The answer doesn't always have to be clear-cut, said Wolfe, and can be approached from a "hybrid" angle. The university that lacks a robust facilities management system for electrical power and HVAC, for example, may opt to have those systems hosted offsite in an on-demand fashion, yet retain its own staff to handle the application-level management.
"This can be a great option for universities that don't have their own data centers, which are very expensive to build and maintain," said Wolfe. "The school gains access to services that are in a completely different league from anything the institution could fund itself from the service provider, and on a subscription basis."
The University of San Francisco gained those advantages earlier this year when the institution migrated over to an on-demand, Web-based data backup system. When deciding between an in-house system and the SaaS options, Walter Petruska, information security officer, asked himself questions like: Is this a core service that we, as a school, handle? "The answer was 'of course not,'" Petruska explained. "It really didn't make sense to spend our limited capital on it."
Also taken into consideration was the amount of time USF's staff would have to allocate to maintaining and running an in-house backup system and the fact that the data backed up onsite wouldn't be safe in the case of fire or other disaster. "For us," said Petruska, "having all of that data safely tucked away elsewhere is a good thing."
According to Wolfe, data volume also comes into play when deciding between on-demand and traditional license options. "The more manageable the data quantities, the more an on-demand model would make sense," he said. "In cases where schools are dealing with large volumes of data, however (such as a data backup system), then it may make more sense to keep the application in-house."
Universities should also consider the vendor's security measures before making that critical decision, as not all companies may be on the same level as the institution in terms of data and information security.

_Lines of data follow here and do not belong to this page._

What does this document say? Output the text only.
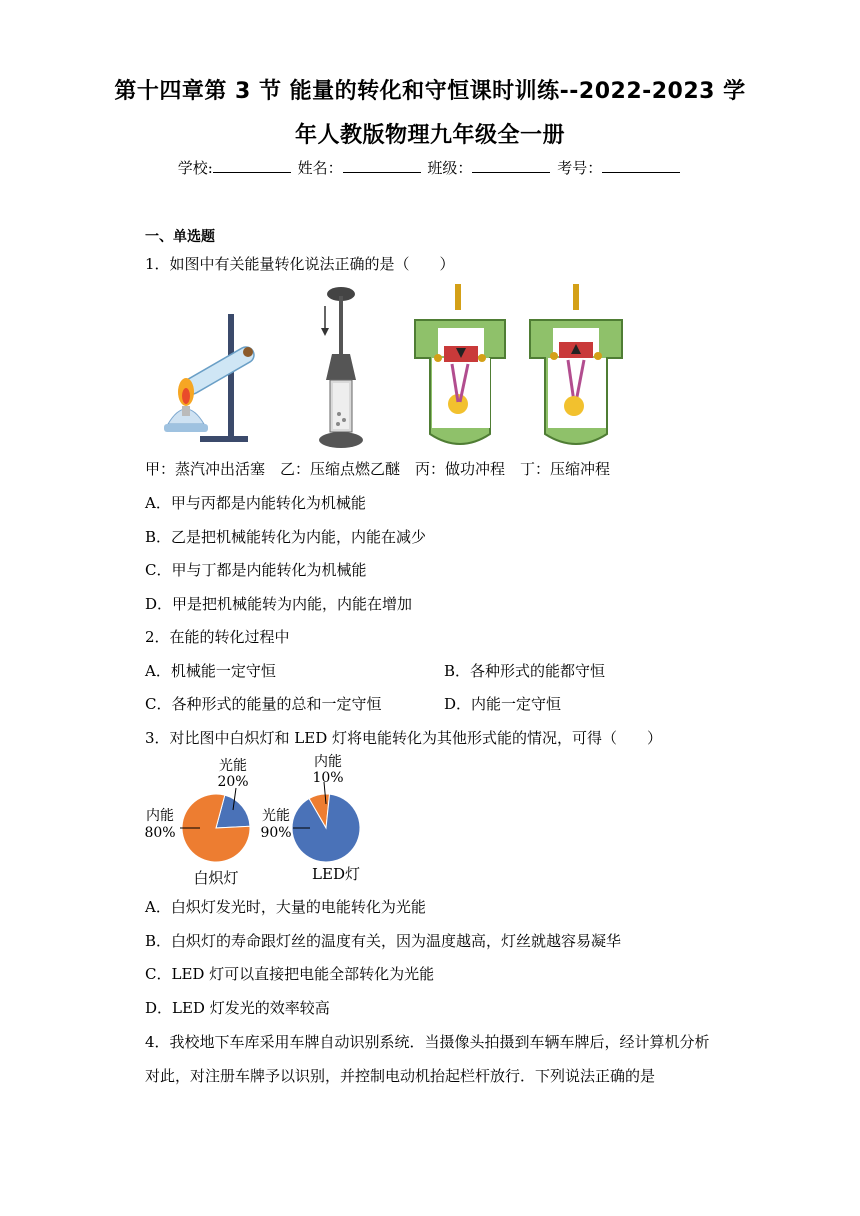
第十四章第 3 节 能量的转化和守恒课时训练--2022-2023 学
年人教版物理九年级全一册
学校:	姓名：	班级：	考号：
一、单选题
1．如图中有关能量转化说法正确的是（　　）
甲：蒸汽冲出活塞　乙：压缩点燃乙醚　丙：做功冲程　丁：压缩冲程
A．甲与丙都是内能转化为机械能
B．乙是把机械能转化为内能，内能在减少
C．甲与丁都是内能转化为机械能
D．甲是把机械能转为内能，内能在增加
2．在能的转化过程中
A．机械能一定守恒	B．各种形式的能都守恒
C．各种形式的能量的总和一定守恒	D．内能一定守恒
3．对比图中白炽灯和 LED 灯将电能转化为其他形式能的情况，可得（　　）
光能
20%
内能
80%
白炽灯
内能
10%
光能
90%
LED灯
A．白炽灯发光时，大量的电能转化为光能
B．白炽灯的寿命跟灯丝的温度有关，因为温度越高，灯丝就越容易凝华
C．LED 灯可以直接把电能全部转化为光能
D．LED 灯发光的效率较高
4．我校地下车库采用车牌自动识别系统．当摄像头拍摄到车辆车牌后，经计算机分析
对此，对注册车牌予以识别，并控制电动机抬起栏杆放行．下列说法正确的是
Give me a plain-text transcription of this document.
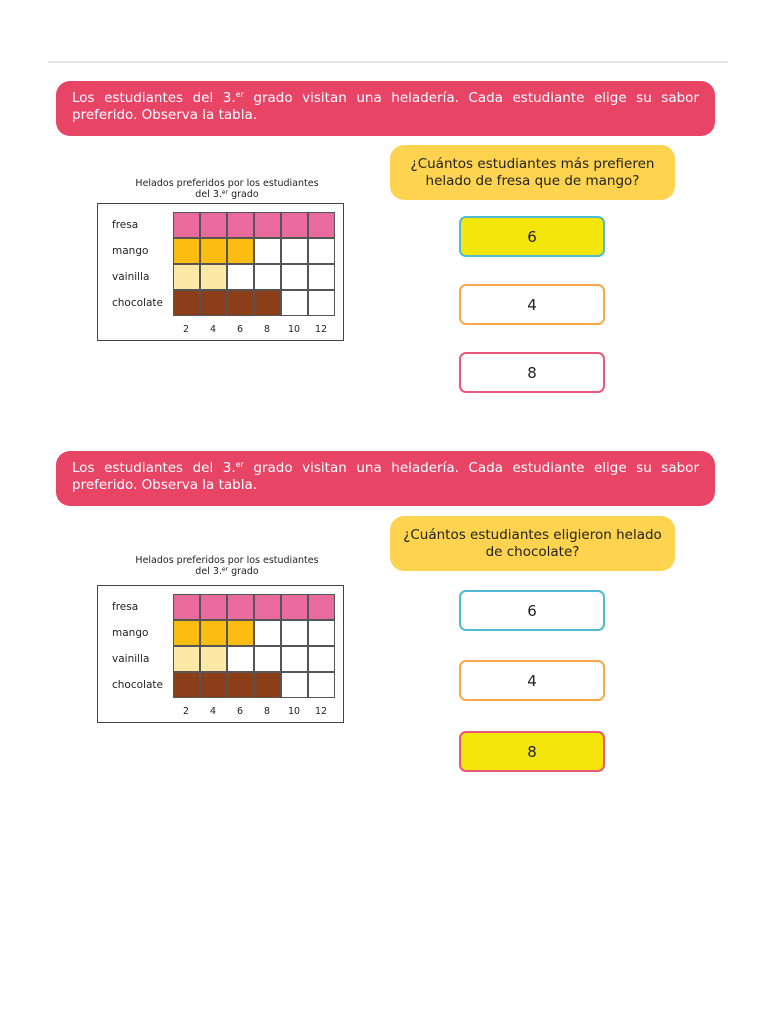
Los estudiantes del 3.$^{er}$ grado visitan una heladería. Cada estudiante elige su sabor preferido. Observa la tabla.
¿Cuántos estudiantes más prefieren helado de fresa que de mango?
Helados preferidos por los estudiantes
del 3.$^{er}$ grado
fresa
mango
vainilla
chocolate
2	4	6	8	10	12
6
4
8
Los estudiantes del 3.$^{er}$ grado visitan una heladería. Cada estudiante elige su sabor preferido. Observa la tabla.
¿Cuántos estudiantes eligieron helado de chocolate?
Helados preferidos por los estudiantes
del 3.$^{er}$ grado
fresa
mango
vainilla
chocolate
2	4	6	8	10	12
6
4
8
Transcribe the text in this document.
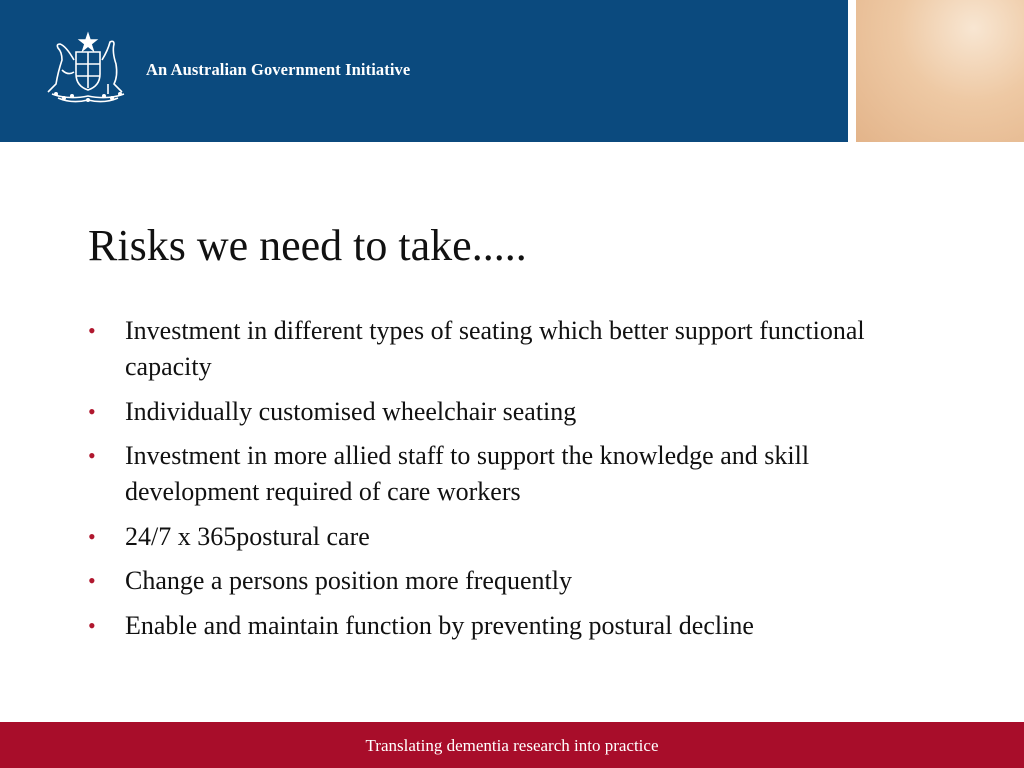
An Australian Government Initiative
Risks we need to take.....
• Investment in different types of seating which better support functional capacity
• Individually customised wheelchair seating
• Investment in more allied staff to support the knowledge and skill development required of care workers
• 24/7 x 365postural care
• Change a persons position more frequently
• Enable and maintain function by preventing postural decline
Translating dementia research into practice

On the other hand, some vendors' security measures may actually exceed what the university is currently using. The best approach is to educate yourself on what specific security measures will be in place to protect the information that will reside in the "cloud" environment, and thoroughly evaluate on-demand vendors and their service offerings before deciding on the best possible option.
Go into it with a strategic plan in mind, Wolfe added, and you'll be better equipped to make the right decision between on-demand and a traditional software license purchase. Look at what's most important to your school: Are you looking to increase enrollment? Provide better IT infrastructure for current students and faculty? Better manage physical assets such as buildings and classrooms?
"Look at what's most important to your school and how technology will help you reach those goals," said Wolfe. "Then ask yourself whether you want your own staff to drive and maintain these initiatives, whether you want to offload it to someone else, or if a hybrid is the best option for your university."